A Chelsea, José Mourinho impose son style depuis 2004. Longtemps appelé «boring Chelsea», le club londonien se rit des lazzis fustigeant son jeu ennuyeux et physique, il gagne. Les autres ? Ils se taisent.

Lorsque Mourinho a choisi Drogba, il savait pourquoi. Lorsque Mourinho a tout fait pour recruter Essien, il savait pourquoi. Mais l’ancien entraîneur de Porto désirait-il vraiment Shevchenko ? A y regarder de plus près, ce transfert ressemble davantage à un caprice d’homme riche qu’à une décision mûrement réfléchie.

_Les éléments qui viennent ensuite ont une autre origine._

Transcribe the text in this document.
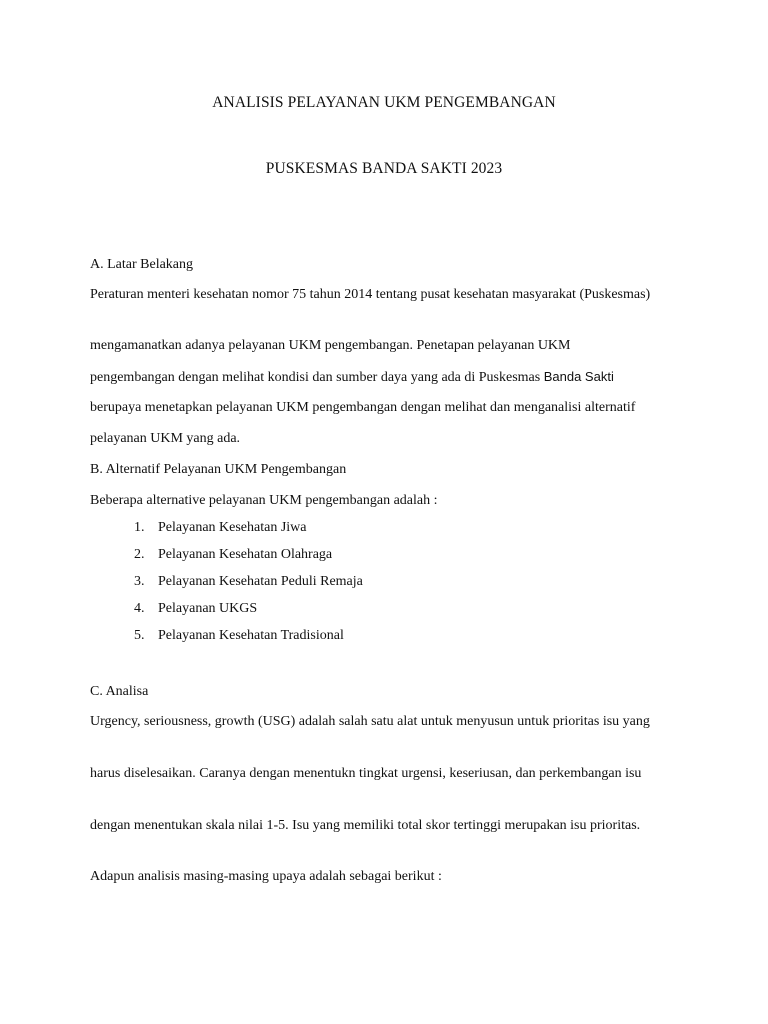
ANALISIS PELAYANAN UKM PENGEMBANGAN
PUSKESMAS BANDA SAKTI 2023
A. Latar Belakang
Peraturan menteri kesehatan nomor 75 tahun 2014 tentang pusat kesehatan masyarakat (Puskesmas)
mengamanatkan adanya pelayanan UKM pengembangan. Penetapan pelayanan UKM
pengembangan dengan melihat kondisi dan sumber daya yang ada di Puskesmas Banda Sakti
berupaya menetapkan pelayanan UKM pengembangan dengan melihat dan menganalisi alternatif
pelayanan UKM yang ada.
B. Alternatif Pelayanan UKM Pengembangan
Beberapa alternative pelayanan UKM pengembangan adalah :
1. Pelayanan Kesehatan Jiwa
2. Pelayanan Kesehatan Olahraga
3. Pelayanan Kesehatan Peduli Remaja
4. Pelayanan UKGS
5. Pelayanan Kesehatan Tradisional
C. Analisa
Urgency, seriousness, growth (USG) adalah salah satu alat untuk menyusun untuk prioritas isu yang
harus diselesaikan. Caranya dengan menentukn tingkat urgensi, keseriusan, dan perkembangan isu
dengan menentukan skala nilai 1-5. Isu yang memiliki total skor tertinggi merupakan isu prioritas.
Adapun analisis masing-masing upaya adalah sebagai berikut :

On se croirait au Real version Florentino Perez, lorsque le boss engageait un joueur en scrutant son CV et son côté bankable. Un Ballon d’Or en 2004 ? «OK, ça marche.» L’adaptabilité au nouveau milieu ? «Il s’y fera», pensait ce nouveau Darwin. La question élémentaire n’est-elle pas de savoir si le joueur va coller au système prôné par l’entraîneur ? Un coach m’a dit un jour des mots pouvant paraître dérisoire, car d’une logique implacable : «L’entraîneur va établir son système de jeu en fonction des joueurs dont il dispose, selon leurs caractéristiques. Pas question de passer par les côtés si je n’ai pas d’ailiers. Impossible de proposer un jeu rapide avec des malabars de plus d’1m90.» Limpide.
A Milan, les décrochages de l’Ukrainien amenaient un danger quasi permanent. Avec Pirlo et Kakà, l’ancien thaumaturge de Kiev était le dépositaire des schémas de jeu lombards. A Londres, Lampard et Ballack se chargent de le faire. Avec les Blues, il erre sur le front de l’attaque. Alors, Sheva rebondira-t-il ? Parviendra-t-il à retrouver ce talent et cet allant qu’on lui connaît ? Ce qui est sûr, c’est que la patience de Mourinho a ses limites et qu’il ne lui laissera plus beaucoup de temps pour trouver ses marques. S’il n’avait pas coûté aussi cher, Sheva aurait sans doute été prêté à un autre club. Mais les sommes folles engagées par Roman Abramovitch retardent l’échéance. Pour combien de temps ? Souvent relégué sur le banc des remplaçants, le buteur doit cogiter. Je pense donc je ne marque pas. Et Descartes était bien loin d’être un renard des surfaces.